Durant les camps d’été nous rencontrons et débattons avec l’ensemble des composantes de la
société palestinienne : aussi bien
le Fatah (nationaliste) que le
Hamas (islamiste), le Front populaire de libération de la Palestine
(FPLP, marxiste) et le Parti du
peuple palestinien (PPP, communiste).

Quelle est l’actualité militante
de GPdepuis la guerre de janvier ?

Nous portons les projets « Nos
Voix pour la Palestine » et « Tous
témoins, tous acteurs » : 120 jeunes issus de quatre pays européens sont en Palestine cet été. En
termes d’action, c’est la campagne de boycott « Désinvestissement et Sanctions » qui avance le
plus rapidement. Le blocus sur
Gaza et la colonisation en Cisjordanie se poursuivent. À Jérusalem, des centaines de maisons
sont menacées de destruction et
l’arrivée au pouvoir d’une coalition allant des socialistes à l’extrême droite n’augure rien de bon.

Que penses-tu des tentatives
de récupération du mouvement propalestinien par l’extrême droite antisémite (Kemi
Seba et Alain Soral) ?

Ces groupes issus des mouvances
nationalistes et ethno-différencialistes et de courants religieux
(intégristes catholiques ou chiites) sont aujourd’hui groupusculaires mais peuvent accroître
leurs rangs en surfant sur le traumatisme post-Gaza. La liste antisioniste qu’ils ont menée en juin
n’avait aucun fond politique ; ce
n’était qu’une agglomération
d’individus mus par des motifs
différents mais tous aussi destructeurs. Mais il ne s’agit pas
simplement de condamner cette
liste. Nous devons répondre à la
demande d’engagement de nombreuses et de nombreux jeunes
qui en ont assez d’être de simples
témoins des massacres.

Que penses-tu de la jonction
entre la gauche internationaliste et les associations musulmanes durant la mobilisation ?

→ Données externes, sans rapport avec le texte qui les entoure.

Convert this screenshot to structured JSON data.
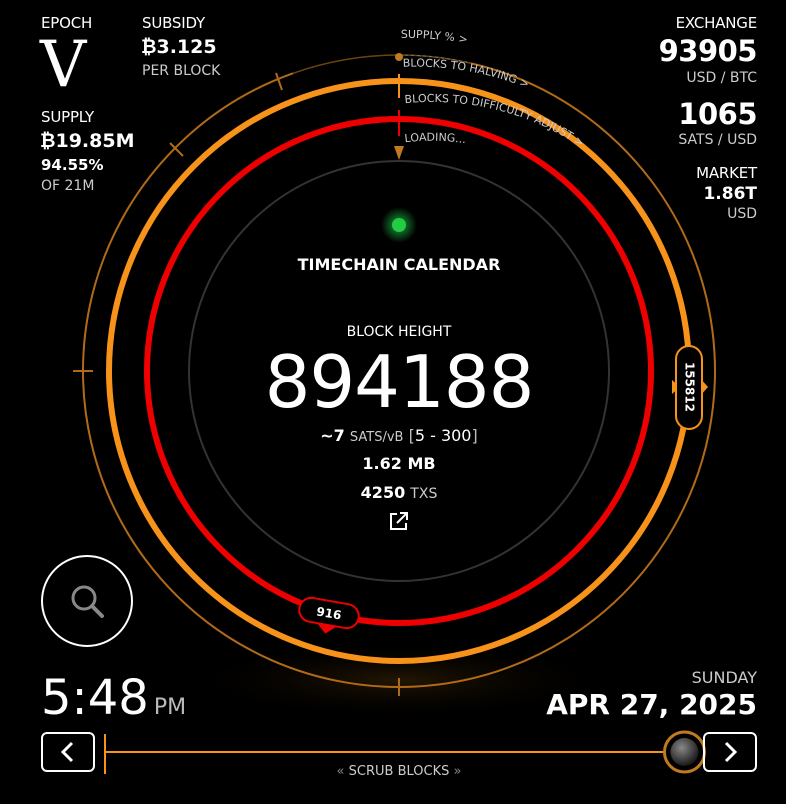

Les événements à Gaza ont marqué un tournant : sur Paris, la
jonction entre le mouvement de
solidarité progressiste et les associations musulmanes engagées
sur des bases anticolonialistes
claires ont permis une mobilisation sans précédent. Mais il existe encore chez certains acteurs à
gauche un discours méfiant qui
tire vers une forme d’islamophobie. Combattre les discriminations en Palestine implique de
promouvoir les valeurs du
« Vivre ensemble » chez nous
aussi. Si certains acteurs issus de
la gauche progressiste ne parviennent pas à déconstruire leurs
propres préjugés, beaucoup de
jeunes s’orienteront vers d’autres
cadres qui n’hésiteront pas à les
accueillir par pure démagogie :
l’extrême droite les attend bras
grand ouverts.

Propos recueillis par Nico (AL 77)

Yazid Debbich a
26 ans et milite
pour la cause
palestinienne
depuis 1998.
Issu d’une famille
tunisienne
immigrée très
politisée – son
père a milité
au Mouvement
des travailleurs
arabes (gauche
radicale) dans les
années 1970 – il
a séjourné en
Palestine pour
la première fois
en 2002
et a cofondé
Génération
Palestine
en 2006.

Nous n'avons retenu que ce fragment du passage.